# Suggestions on stocking malawi tank



## ilikefishies (Apr 29, 2008)

Now I'm new to cichlids and the names so don't jump on me if I don't have things quite right. I have a 65 gallon tank that I want to turn into a malawi tank. I know that I want some auloncara baenshi fish. I really like the bright, colorful and entertaining fish. The questions that I have are what fish do I get to go with this guy that are bright and colorful and how many can I stock in this tank? I would have to say that this will be their permanent home. I plan on getting an oscar tank going which will be massive but not for a long while. Variety and color are very important to me, but being new I'm not really too sure of what to get. Any help would be awesome.

Jon


----------



## F8LBITEva (Nov 9, 2007)

peacocks grow to be 6 inches or more and need atleast a 4 ft tank minimum. So if you want variety your 65G wont do for having many species. Of course you could grow out your fish in this tank but they get big, Good luck


----------



## ilikefishies (Apr 29, 2008)

Wow, so what size tank would be appropriate for for peacocks? I heard that you can stock 15 mbunas in a 65g tank and I thought that they got to around the same size. Like I said I am new and this is all a bit confusing. So could I have one peacock with a quite a few smaller fish with him? My 65g is 48"l x 16"h x 16"d btw. If I decided to go mbuna strictly would I still have a good color selection? I guess the main thing that confuses me is the classification of what is mbuna and what is malawi and which can go with what. Newbie stuff I know.

Jon


----------



## Mitch101 (Sep 15, 2007)

Mbuna are rock fish. Peacocks and Haps are more open water or near rocks fish, all are from Lake Malawi. Check the profile section under lake Malawi. There are also some cookie cutter tanks in the library section.


----------



## ilikefishies (Apr 29, 2008)

Thank you, what a helpful site!! So I was wondering if anyone gets their fish online? I ask because the stores around here (that I know of in Tucson) only sell very basic fish, nothing exotic when it comes to cichlids so it looks like online buying is my best option. I was wondering if anyone knows of some good quality websites for buying african cichlids?

Jon


----------



## ilikefishies (Apr 29, 2008)

Is there any way to keep a baenshi with mbunas? I would really love a baenshi but the mbunas ability to have many are appealing as well.

Jon


----------



## lotsofish (Feb 28, 2008)

> I was wondering if anyone gets their fish online?

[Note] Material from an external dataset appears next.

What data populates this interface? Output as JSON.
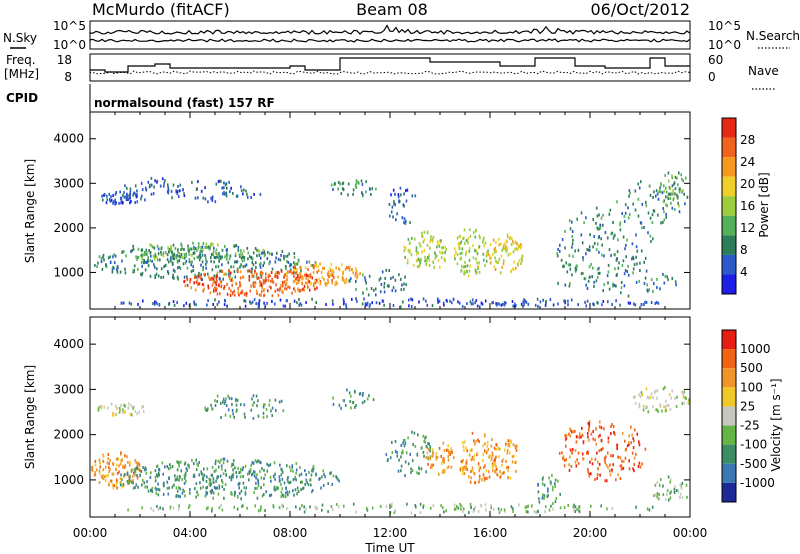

I've had my best luck with fish that were either purchased online or from another fish hobbyist.

Have you checked your area to see if there is a fish club? Great way to swap fish and learn from others. If you don't have a local club, you should start one.


----------



## F8LBITEva (Nov 9, 2007)

ilikefishies said:


> My 65g is 48"l x 16"h x 16"d
> 
> Jon


Wait, I think thats the same footprint as a 75 gallon. Actually I take my post back, your tank is probably suitable for more than a few Peacocks.


----------



## F8LBITEva (Nov 9, 2007)

I have basically the same "footprint" as your 65 which means 48x18. The footprint is the most important factor of the size of the aquarium when determining what type and how many fish to house. You can have a 120 gallon but if its only 36x68 theres a lot of unuseable tank, whats most important for cichlids is a long tank versus a tall tank. You can certainly keep A. Baenschi in that tank as well as some other peacocks and Haps.


----------



## ilikefishies (Apr 29, 2008)

So then far fish that get up to 6-8" do I need to make caves that large to accomodate them? That is kind of confusing to me because I know that they need to swim and have their own space but it seems like caves that large would take up some serious space in a 65gallon tank? Am I thinking too much or not enough?

Jon


----------



## F8LBITEva (Nov 9, 2007)

you dont have to build caves that big, you only need to have rocks that break the line of sight so the chased fish can get away. Caves would be more necessary if you have smaller fish needing to hide from bigger fish.


----------



## demillso (Feb 4, 2008)

I believe I was thinking along the same lines you are when I set up my tank. Mine is a 60g (48x13x24) and I now have 3 peacocks (a red, a ngara flametail, and a baenschi) and a group of 5 yellow labs. I set the tank up with lots of rocks and hiding places as well as room for open water swimming. Here is a picture:










The peacocks do seem to like to have places to hide. My fish seem comfortable and I don't think I am overstocked right now so I think you will be fine. Just be careful which Mbuna you try to put with peacocks. I would stick with something on the more peaceful side as most Mbuna will harass the peacocks if given the chance. :thumb:


----------



## F8LBITEva (Nov 9, 2007)

*demillso*

thats a sweet tank!


----------



## ilikefishies (Apr 29, 2008)

That's a cool looking tank! I really like the red peacock that is in there, beautiful! I have been thinking about an arrangement of these fish:

cynotilapia afra
copadichromis sp "mloto flourescent"
protomelas taeniolatus "red empress"
auloncara baenschi
auloncara OB peacock hybrid
auloncara sp. lemon jake
nimbochromis venustus
pseudotropheus zebra (red top zebra)

Do you think there would be any compatibility issues with these fish being together? If they are all able to be together how many of each could I get?

Jon :-?


----------



## demillso (Feb 4, 2008)

I would stick to no more than 3 species unless you are going to try an all male tank, in which case you still need to revise your choices. Here are a few comments on your choices and maybe someone with more experience can help further:
The Red Empress and the Venustus get pretty big for a 48" tank
The Lemon Jake can get pretty big and can be a little boisterous and would probably be a bad idea with a Baenschi since they have similar coloring
The metriaclima zebra species are all pretty aggressive so I would not put them with peacocks

I know I shot down most of your list but you have to be careful with what you mix with peacocks as they tend to be very submissive when mixed with more aggressive cichlids (which is almost all of them)


----------